Raven's quest was an RPG. A simple system for an RPG but an RPG none the less. That gave them room to diversify the story and add significant optional content which allowed the game room to expand and allow for diverse runs allowing from more re-playability than Disciple of Wind did. Combat scaled surprisingly well and story points flowed into the gameplay loop for Raven.
Disciple of Wind was mostly a visual novel with some choice in when you saw specific scenes and if you want to replay a scene. This was honestly a very good training wheel game which then got to Raven's Quest.
WTE as they said is designed to be a management game but it really does not play like such. The storylines are decently written but like Wind's Disciple they are all basically fixed and because it is a larger cast less polished. Progression in this game is just unlocking additional scenes for the girl in question and then we basically drop them. Good management games require scaling. This is normally done with having higher cost requirements to reach a goal post and upgrades which make earlier challenges either easier to handle or automatically done. We don't really get that here, the closest is the stated "faster" corruption of other characters being artificially done by shortening the requirements each has. This isn't bad as it makes sense but the difficulty doesn't change just the length of time between major events.

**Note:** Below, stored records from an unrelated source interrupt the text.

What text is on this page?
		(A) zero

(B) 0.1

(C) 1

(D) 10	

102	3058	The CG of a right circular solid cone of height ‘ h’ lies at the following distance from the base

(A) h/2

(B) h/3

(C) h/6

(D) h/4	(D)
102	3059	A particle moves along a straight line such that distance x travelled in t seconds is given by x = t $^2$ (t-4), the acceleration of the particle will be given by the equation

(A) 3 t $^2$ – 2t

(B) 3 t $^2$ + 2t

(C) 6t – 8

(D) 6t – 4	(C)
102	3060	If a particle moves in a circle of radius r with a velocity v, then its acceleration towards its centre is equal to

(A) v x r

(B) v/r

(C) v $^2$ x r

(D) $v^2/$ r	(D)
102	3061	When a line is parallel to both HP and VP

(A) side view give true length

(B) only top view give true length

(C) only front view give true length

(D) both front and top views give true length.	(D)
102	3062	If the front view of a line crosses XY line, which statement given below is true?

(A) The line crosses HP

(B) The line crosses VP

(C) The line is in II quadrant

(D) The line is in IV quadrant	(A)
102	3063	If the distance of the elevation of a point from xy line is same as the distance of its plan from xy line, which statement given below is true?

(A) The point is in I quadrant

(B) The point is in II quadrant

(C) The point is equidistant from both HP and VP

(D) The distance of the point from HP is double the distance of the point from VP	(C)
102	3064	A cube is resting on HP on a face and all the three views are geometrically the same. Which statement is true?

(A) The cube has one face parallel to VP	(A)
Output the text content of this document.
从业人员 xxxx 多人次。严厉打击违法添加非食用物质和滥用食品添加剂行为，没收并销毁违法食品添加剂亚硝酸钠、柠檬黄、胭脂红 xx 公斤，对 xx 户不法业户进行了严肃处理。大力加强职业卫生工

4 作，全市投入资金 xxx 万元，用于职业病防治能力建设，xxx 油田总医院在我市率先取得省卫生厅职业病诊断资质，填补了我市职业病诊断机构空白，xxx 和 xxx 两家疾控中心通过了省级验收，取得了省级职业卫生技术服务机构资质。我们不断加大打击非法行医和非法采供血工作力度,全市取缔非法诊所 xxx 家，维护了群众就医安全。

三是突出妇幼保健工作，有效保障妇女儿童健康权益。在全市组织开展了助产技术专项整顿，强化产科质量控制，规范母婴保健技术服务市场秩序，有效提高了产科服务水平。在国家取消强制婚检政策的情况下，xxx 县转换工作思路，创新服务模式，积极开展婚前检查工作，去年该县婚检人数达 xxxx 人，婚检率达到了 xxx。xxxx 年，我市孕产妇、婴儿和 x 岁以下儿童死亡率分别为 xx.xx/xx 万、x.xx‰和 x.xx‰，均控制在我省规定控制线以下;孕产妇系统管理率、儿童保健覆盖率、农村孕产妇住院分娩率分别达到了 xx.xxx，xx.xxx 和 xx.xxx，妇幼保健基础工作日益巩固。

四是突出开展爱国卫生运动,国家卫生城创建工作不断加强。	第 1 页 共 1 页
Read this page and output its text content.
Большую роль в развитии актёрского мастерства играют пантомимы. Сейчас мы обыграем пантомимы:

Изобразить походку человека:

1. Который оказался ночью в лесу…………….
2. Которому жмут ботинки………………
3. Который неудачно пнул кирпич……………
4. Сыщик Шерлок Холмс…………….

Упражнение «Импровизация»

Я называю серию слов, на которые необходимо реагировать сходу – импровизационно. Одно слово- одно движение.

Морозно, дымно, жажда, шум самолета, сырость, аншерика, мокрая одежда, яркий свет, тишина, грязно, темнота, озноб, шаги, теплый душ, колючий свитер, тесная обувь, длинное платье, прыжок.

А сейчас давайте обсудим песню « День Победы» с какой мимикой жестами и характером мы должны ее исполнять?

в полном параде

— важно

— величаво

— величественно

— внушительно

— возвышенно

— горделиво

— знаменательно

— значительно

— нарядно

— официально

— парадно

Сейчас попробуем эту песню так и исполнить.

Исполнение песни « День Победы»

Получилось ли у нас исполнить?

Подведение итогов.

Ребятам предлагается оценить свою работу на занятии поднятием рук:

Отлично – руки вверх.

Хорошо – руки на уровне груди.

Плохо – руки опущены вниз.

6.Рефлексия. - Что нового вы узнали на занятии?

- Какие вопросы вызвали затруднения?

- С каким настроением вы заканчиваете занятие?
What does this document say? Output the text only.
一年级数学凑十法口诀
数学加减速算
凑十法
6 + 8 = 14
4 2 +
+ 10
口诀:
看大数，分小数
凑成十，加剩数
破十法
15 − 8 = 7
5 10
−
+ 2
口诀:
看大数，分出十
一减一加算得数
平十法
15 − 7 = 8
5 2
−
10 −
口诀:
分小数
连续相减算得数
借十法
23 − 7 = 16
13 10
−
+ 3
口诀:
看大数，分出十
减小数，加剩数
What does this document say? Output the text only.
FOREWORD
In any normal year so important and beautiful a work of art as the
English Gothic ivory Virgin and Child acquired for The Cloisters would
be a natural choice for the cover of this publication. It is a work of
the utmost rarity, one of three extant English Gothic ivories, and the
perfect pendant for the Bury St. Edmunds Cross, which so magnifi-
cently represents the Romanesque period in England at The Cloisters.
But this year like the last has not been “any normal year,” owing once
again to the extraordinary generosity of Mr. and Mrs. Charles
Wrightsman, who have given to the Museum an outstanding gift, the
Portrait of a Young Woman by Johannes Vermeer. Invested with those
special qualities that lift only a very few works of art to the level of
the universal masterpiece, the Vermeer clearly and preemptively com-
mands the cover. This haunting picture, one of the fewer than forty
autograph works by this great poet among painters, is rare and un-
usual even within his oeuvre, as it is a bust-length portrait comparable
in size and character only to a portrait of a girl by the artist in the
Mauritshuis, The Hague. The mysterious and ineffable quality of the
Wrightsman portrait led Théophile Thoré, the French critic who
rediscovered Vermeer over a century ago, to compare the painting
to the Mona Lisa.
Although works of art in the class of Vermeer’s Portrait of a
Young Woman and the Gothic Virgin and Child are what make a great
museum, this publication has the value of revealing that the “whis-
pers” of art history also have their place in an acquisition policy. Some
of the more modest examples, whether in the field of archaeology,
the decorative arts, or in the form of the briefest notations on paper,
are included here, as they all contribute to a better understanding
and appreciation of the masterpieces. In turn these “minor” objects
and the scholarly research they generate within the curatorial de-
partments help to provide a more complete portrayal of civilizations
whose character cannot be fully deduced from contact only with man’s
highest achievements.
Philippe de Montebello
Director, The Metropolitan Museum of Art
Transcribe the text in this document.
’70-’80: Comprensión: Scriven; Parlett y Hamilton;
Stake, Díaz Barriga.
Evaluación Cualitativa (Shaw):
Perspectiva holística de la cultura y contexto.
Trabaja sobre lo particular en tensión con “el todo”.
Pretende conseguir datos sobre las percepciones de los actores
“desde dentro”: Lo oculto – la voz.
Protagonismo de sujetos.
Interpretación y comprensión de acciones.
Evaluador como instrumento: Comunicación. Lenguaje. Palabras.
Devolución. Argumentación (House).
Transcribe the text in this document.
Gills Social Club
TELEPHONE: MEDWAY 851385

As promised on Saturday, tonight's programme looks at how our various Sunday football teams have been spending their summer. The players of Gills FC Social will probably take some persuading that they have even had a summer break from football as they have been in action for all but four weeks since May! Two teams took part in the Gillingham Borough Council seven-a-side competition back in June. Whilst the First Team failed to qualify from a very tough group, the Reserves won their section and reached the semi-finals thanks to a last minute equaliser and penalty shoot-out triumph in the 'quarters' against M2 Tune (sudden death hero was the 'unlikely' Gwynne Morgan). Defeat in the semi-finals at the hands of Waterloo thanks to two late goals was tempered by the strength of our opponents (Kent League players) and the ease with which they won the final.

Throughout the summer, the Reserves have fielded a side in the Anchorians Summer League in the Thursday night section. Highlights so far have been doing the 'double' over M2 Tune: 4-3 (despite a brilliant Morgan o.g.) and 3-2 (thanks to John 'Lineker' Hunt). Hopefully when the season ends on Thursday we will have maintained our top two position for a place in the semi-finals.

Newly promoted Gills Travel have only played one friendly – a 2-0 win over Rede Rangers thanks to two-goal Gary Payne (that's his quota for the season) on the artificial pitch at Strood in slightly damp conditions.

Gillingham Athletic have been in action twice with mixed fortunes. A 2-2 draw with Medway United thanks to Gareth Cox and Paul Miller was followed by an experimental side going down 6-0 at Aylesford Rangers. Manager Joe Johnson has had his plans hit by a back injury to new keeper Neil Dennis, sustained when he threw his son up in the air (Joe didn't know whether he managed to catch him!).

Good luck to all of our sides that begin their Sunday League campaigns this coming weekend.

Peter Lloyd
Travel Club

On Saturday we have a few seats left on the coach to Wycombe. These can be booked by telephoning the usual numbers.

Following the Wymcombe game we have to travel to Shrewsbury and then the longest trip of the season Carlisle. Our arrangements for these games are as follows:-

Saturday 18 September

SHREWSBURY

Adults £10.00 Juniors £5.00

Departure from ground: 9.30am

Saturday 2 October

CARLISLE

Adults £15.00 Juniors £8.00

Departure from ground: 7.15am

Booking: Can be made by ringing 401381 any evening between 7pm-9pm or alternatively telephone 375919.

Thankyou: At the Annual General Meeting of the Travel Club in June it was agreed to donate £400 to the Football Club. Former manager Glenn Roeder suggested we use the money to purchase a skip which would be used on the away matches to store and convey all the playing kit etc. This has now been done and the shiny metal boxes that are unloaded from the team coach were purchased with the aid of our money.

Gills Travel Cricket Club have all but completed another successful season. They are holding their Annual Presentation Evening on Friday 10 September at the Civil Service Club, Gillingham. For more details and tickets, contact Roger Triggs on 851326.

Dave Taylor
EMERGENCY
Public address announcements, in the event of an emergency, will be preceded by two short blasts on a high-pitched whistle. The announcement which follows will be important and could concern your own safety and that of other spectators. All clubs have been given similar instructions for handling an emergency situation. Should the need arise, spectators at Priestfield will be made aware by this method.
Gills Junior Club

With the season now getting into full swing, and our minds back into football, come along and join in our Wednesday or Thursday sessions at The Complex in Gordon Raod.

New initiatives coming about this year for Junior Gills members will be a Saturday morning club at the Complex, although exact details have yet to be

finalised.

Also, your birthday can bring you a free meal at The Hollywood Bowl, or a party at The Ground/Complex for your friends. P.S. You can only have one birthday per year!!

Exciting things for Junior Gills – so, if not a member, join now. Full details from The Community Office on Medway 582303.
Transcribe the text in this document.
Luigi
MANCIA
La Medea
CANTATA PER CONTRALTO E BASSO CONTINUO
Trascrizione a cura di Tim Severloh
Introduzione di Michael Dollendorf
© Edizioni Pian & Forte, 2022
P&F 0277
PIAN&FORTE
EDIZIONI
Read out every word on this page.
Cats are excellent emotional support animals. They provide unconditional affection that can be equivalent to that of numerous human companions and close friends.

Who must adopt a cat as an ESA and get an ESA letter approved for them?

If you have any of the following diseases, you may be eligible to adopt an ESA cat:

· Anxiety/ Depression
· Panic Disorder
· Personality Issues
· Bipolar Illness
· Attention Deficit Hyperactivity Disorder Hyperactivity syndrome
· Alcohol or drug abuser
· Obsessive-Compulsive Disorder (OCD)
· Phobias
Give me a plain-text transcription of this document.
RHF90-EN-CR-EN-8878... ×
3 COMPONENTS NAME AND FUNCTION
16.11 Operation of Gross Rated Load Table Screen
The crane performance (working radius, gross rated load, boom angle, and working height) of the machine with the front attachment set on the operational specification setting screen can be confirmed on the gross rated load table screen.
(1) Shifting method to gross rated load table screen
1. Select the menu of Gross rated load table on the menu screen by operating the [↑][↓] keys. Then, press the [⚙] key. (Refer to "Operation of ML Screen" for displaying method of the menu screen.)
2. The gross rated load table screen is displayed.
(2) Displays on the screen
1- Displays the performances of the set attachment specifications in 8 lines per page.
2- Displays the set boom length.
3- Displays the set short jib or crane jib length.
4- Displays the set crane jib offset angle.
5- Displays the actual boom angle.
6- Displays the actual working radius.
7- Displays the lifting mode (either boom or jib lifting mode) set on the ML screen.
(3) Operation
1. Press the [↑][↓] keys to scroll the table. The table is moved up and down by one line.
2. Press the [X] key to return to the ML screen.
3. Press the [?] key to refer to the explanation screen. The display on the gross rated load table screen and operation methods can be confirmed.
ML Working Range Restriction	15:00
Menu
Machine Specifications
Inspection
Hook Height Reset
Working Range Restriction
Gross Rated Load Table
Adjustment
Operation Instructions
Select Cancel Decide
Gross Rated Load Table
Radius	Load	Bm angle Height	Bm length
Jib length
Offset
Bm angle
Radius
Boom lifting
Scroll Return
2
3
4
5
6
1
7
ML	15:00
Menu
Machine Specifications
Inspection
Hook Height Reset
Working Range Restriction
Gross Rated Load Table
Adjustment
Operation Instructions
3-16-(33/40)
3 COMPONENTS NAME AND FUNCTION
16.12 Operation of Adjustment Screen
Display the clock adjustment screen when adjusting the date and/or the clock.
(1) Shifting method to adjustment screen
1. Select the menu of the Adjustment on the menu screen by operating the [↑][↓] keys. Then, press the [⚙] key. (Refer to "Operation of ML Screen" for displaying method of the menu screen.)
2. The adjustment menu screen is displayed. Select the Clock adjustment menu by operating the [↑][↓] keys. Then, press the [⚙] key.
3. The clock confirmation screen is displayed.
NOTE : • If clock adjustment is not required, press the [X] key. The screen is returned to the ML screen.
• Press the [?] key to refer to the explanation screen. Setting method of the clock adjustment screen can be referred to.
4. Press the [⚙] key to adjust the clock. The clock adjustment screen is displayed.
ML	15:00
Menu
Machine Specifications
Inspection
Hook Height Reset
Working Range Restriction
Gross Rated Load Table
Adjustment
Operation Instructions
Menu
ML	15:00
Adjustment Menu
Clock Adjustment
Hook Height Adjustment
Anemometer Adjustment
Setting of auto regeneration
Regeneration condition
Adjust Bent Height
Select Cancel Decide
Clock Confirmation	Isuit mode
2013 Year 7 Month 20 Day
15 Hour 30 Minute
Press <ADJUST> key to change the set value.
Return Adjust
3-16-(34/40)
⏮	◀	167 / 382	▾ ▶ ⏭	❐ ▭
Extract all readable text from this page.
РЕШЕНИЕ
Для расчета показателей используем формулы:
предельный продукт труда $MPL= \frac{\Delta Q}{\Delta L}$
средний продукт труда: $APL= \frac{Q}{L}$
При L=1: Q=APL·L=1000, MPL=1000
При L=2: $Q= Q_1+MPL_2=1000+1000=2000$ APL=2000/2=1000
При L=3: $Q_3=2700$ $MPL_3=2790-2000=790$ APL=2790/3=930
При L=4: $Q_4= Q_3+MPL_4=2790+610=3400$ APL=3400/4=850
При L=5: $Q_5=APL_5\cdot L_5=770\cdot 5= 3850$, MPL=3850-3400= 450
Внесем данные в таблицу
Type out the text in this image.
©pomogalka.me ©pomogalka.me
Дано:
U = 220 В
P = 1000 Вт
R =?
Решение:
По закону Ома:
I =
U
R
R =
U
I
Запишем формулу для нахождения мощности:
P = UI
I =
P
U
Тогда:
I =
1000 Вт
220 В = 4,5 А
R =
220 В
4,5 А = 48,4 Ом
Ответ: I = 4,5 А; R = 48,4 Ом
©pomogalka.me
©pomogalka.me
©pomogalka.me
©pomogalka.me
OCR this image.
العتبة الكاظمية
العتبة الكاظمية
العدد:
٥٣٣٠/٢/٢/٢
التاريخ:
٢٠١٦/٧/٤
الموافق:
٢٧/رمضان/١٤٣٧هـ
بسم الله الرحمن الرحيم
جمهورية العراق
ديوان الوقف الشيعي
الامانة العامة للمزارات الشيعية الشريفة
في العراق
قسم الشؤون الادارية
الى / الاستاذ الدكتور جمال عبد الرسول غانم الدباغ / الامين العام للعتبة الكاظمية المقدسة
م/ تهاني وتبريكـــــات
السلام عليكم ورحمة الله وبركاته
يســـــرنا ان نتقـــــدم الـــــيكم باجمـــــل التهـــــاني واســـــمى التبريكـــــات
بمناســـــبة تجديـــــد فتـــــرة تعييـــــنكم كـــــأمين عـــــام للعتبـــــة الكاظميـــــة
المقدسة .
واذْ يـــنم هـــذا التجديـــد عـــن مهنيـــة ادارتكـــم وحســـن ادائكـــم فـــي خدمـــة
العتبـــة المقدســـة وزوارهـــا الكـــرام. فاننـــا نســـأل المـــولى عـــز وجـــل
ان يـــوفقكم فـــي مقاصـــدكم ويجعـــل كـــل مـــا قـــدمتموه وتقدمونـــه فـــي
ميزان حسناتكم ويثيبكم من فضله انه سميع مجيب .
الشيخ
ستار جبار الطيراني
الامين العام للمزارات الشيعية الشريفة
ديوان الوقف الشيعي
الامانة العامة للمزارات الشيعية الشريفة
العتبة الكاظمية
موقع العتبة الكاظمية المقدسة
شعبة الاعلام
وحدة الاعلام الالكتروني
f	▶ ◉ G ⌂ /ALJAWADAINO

After completing a specific girl's story there is no reason to interact with them again aside from seeing a side scene. Part of this will be fixed with the increase of items in the store but those only lead to more scenes and not mechanical advancement for the gameplay loop. The only thing uniting the girls gameplay together is that you have a single currency that they earn which can be used to buy some early items, most late game item's require them to use their own points. Now again this isn't bad and the main benefit we see of later girls is unlocking of new locations. The thing is unlocking of new locations is not the wrong option for a management game, it is honestly a common strategy. The problem is that each area is basically interchangeable mechanically they provide scenes for those allowed to use it and give the same amount of money. The big advantage mechanically is that it open's up extra slots for training girls while still allowing for income to scale, unfortunately income does not matter past the early game, you likely have all you could need for everything once you finish Hannah's story.
Even if more items are added to the store and prices were to be inflated (which they should not here) nothing mechanically changes. Normally something like resource scarcity, increase ongoing costs, or some form of time limit ramps up the difficulty which we don't have here and honestly at this point would not have made sense to add in now. If one had been added earlier it likely would have been costs to run the park, house the girls, and or incentives to swap girls around (reputation and/or girl's stats). I would honestly say this game is more a visual novel with some management elements rather than a management game with story.
Now why this game likely feels less than Wind's Disciple is that it is unfinished so we do not see the final development of the cast. The other reason would be that the cast being larger meant that less focus was put on a single character. Each of the girls arguably has more development than the side characters in Wind's Disciple but less than the main lead. I personally want to Say Hana has more development than the main lead for Wind's Disciple did but a lot of it is incremental development that we see multiple times from the other characters. There is also the fatigue experienced by retreading similar ground with each girl which would disconnect between the audience. Solid attempts have been made with later girls to change up the development path of the girls with their stories but mechanically it is the same.
The team is good at creating interesting stories for their characters and have shown the ability to weave a decent world around them. This game just pushed them outside of their experience with multiple disconnected characters and an under developed MC.